Furthermore, the public has an exceedingly negative view of the pharmaceutical industry, and overwhelmingly believes it is not only too profitable already, but that it has too much influence in politics (numerous large surveys have demonstrated this in the last several years).  To think that the public will stand for public money being pumped into profits for pharma is deeply out of touch with what Americans say is important to them, what they want, etc.  Those advocating for this approach are operating in an echo chamber—they are reinforcing their own message by talking only to the small group of people who agree with them, and tuning out the thoughts and feelings of those who don’t.

Finally, I would say, those working in the for-profit sector are supposed to be capitalists.  What kind of capitalism is it where one says, we believe in the profit motive, but when things get hard, we expect the taxpayers to cough up public money to pour into profits?  I’m actually proposing that we listen to the capital markets.  The capital markets have spoken here.  They have said, we won’t make profits in this space.

We have existing push incentives (which should be much better targeted towards unmet need) that enable companies to do their R&D with little cost or risk.  Should we also pay company profits on the backend?  If the public is fronting the R&D costs on the front end, and paying the profit on the back end, what is the company needed for?

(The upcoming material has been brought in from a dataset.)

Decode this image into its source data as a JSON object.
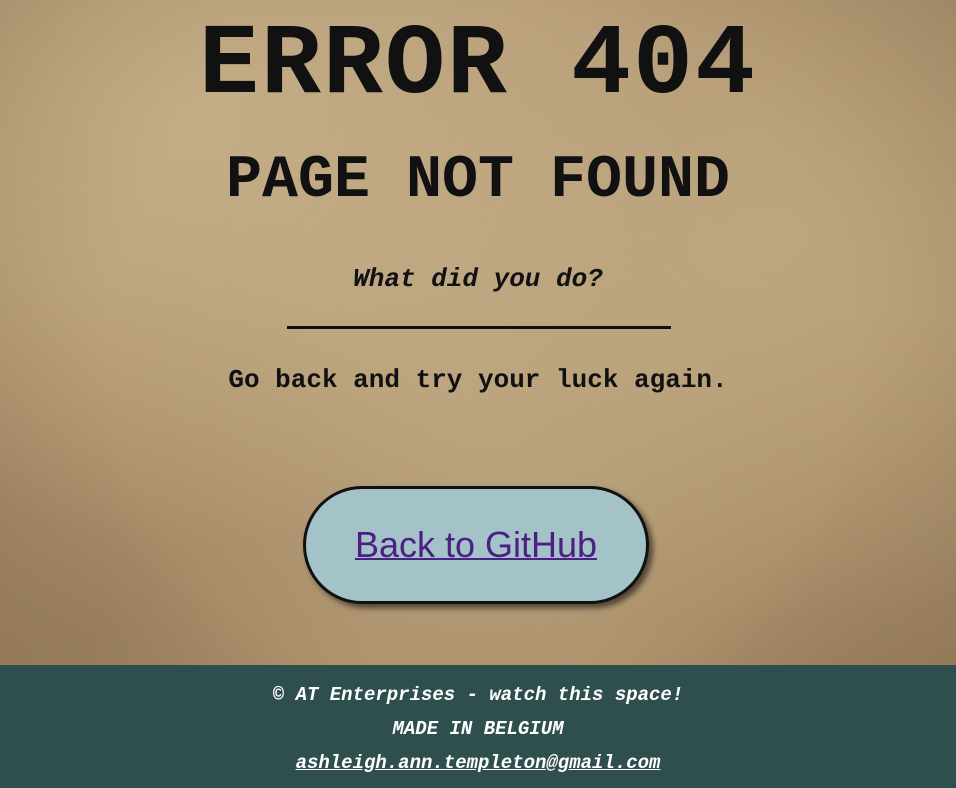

To me, the non-profit motive is the natural response to what the capital markets are telling us.  The public will front the R&D cost, and reduce the risk.  But don’t ask it to pay profits on the back end too.

DS – but this is exactly what you will propose in the next blog. 

I don’t view it that way.  I talk about a limited, focused market exclusivity extension, one of the primary points of which is to raise funds for non profits.  To me, this is a tool to get the non-profits going more than it is a tool to retain for profits in the space.